It certainly wouldn't and couldn't catch the family members or long-standing acquaintances of children who are the most likely to commit any form of abuse. But still, the grasp of the CRB spreads and spreads, instilling a sense of false bureaucratic security in the brains of politicians and tabloids but absolutely no one else, and now it has reached the realm of famous authors.
Fortunately things aren't quite as bad as they're being painted. Yes, authors who visit schools more than once a month will have to apply for a CRB (and representatives of other trades too, presumably, but authors are a large subset of the whole). And yes, that does include people like Philip Pullman, Michael Morpurgo, Anthony Horowitz, Quentin Blake … And yes, it costs £64 to prove they're not paedophiles. BUT, in the case of authors, that will be apparently be paid for anyway, and those of us who visit schools less than once a month won't be required to register. (This assumes the teachers in charge of visits to be fully au fait with the regulations and not insist on CRBs for everyone, regardless, which is by no means a given.) So the situation hasn't really changed. That much.

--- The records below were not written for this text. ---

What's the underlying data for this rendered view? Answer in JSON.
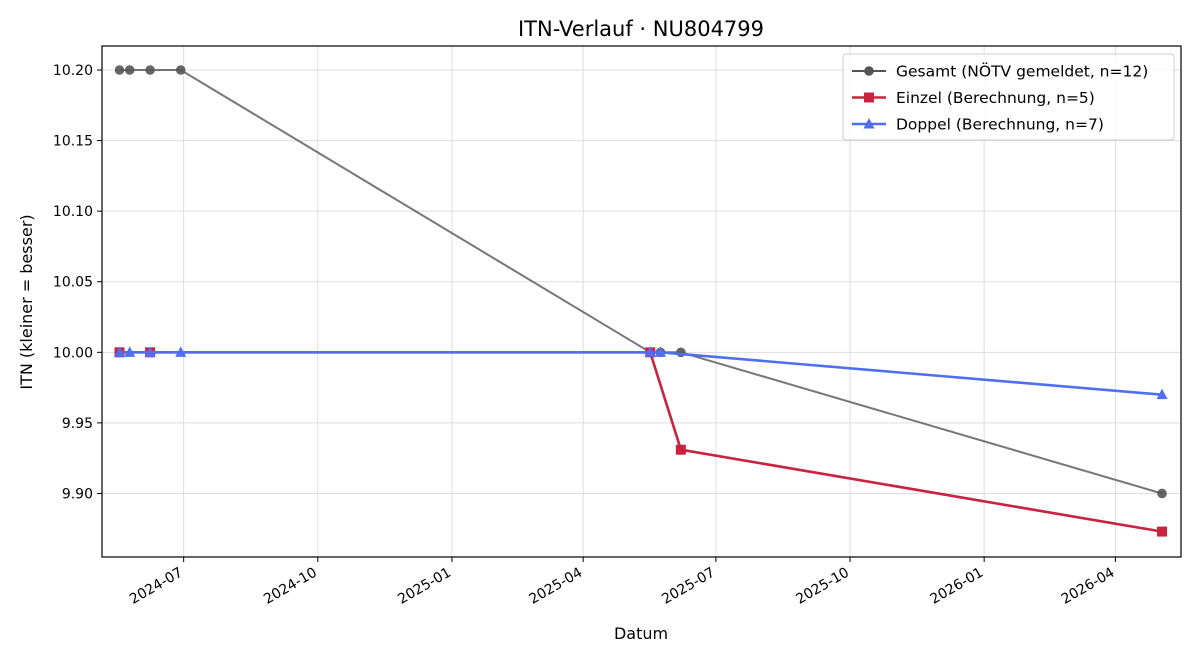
{
  "chart_data": {
    "type": "line",
    "title": "ITN-Verlauf · NU804799",
    "xlabel": "Datum",
    "ylabel": "ITN  (kleiner = besser)",
    "x_type": "date",
    "xlim": [
      "2024-05-06",
      "2026-05-16"
    ],
    "ylim": [
      9.855,
      10.217
    ],
    "y_ticks": [
      9.9,
      9.95,
      10.0,
      10.05,
      10.1,
      10.15,
      10.2
    ],
    "y_tick_labels": [
      "9.90",
      "9.95",
      "10.00",
      "10.05",
      "10.10",
      "10.15",
      "10.20"
    ],
    "x_ticks": [
      "2024-07-01",
      "2024-10-01",
      "2025-01-01",
      "2025-04-01",
      "2025-07-01",
      "2025-10-01",
      "2026-01-01",
      "2026-04-01"
    ],
    "x_tick_labels": [
      "2024-07",
      "2024-10",
      "2025-01",
      "2025-04",
      "2025-07",
      "2025-10",
      "2026-01",
      "2026-04"
    ],
    "grid": true,
    "legend_position": "top-right",
    "series": [
      {
        "name": "Gesamt (NÖTV gemeldet, n=12)",
        "color": "#555555",
        "marker": "circle",
        "points": [
          {
            "x": "2024-05-18",
            "y": 10.2
          },
          {
            "x": "2024-05-25",
            "y": 10.2
          },
          {
            "x": "2024-06-08",
            "y": 10.2
          },
          {
            "x": "2024-06-29",
            "y": 10.2
          },
          {
            "x": "2025-05-17",
            "y": 10.0
          },
          {
            "x": "2025-05-24",
            "y": 10.0
          },
          {
            "x": "2025-06-07",
            "y": 10.0
          },
          {
            "x": "2026-05-03",
            "y": 9.9
          }
        ]
      },
      {
        "name": "Einzel (Berechnung, n=5)",
        "color": "#c8243f",
        "marker": "square",
        "points": [
          {
            "x": "2024-05-18",
            "y": 10.0
          },
          {
            "x": "2024-06-08",
            "y": 10.0
          },
          {
            "x": "2025-05-17",
            "y": 10.0
          },
          {
            "x": "2025-06-07",
            "y": 9.931
          },
          {
            "x": "2026-05-03",
            "y": 9.873
          }
        ]
      },
      {
        "name": "Doppel (Berechnung, n=7)",
        "color": "#4f6ff0",
        "marker": "triangle",
        "points": [
          {
            "x": "2024-05-18",
            "y": 10.0
          },
          {
            "x": "2024-05-25",
            "y": 10.0
          },
          {
            "x": "2024-06-08",
            "y": 10.0
          },
          {
            "x": "2024-06-29",
            "y": 10.0
          },
          {
            "x": "2025-05-17",
            "y": 10.0
          },
          {
            "x": "2025-05-24",
            "y": 10.0
          },
          {
            "x": "2026-05-03",
            "y": 9.97
          }
        ]
      }
    ]
  }
}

It remains utterly ludicrous, as Mr Pullman points out: in 20 years of visiting schools, he has never been left alone with kids. Ever. But the logic of applying the rule to the once-a-month-or-more brigade is precisely that: prolonged and repeated exposure allegedly increases the chances of grooming the kids for Unspeakable Acts. How you do this when faced with a baying mob of 50 year 9s and 10s, I have no idea. I doubt anyone does. But that's the roolz.
Once, on a school visit, I was asked to wait in the staff room for a while, and then a single solitary boy, aged 13ish, was sent to get me when everyone was ready. So I suppose I was technically alone with a child, for about 5 seconds. The staff room had a glass wall looking onto a main corridor, but still I suppose that if I was a really, really determined, cunning and persuasive paedo – and if the young man was brain dead, dumb and physically handicapped – then I could have got lucky. We really are pushing the bounds of probability here.
Some further reading on the subject:
- A handy lesson on false positives. Take home statistic: you are scanning 3000 people with a system that gets it 90% right. One person fails the test. How likely is he to be guilty? Answer: 0.3%.
- Charlie Stross on why he doesn't intend ever to apply for a CRB – not that he does school talks anyway, and not that he would need because of the less-than-monthly rule.
- Juliet McKenna gently poking at the flaws in the system.
Meanwhile Pullman et al will have to decide what matters more to them – the grind and, yes, the insult of being required to register, or the thought of the kids who would greatly value their visits being deprived of same. And Anthony Horowitz has nothing to fear: the CRB form is extremely unlikely to have a question saying "Are you now or have you ever been the perpetrator of Crime Traveller" so his secret is safe.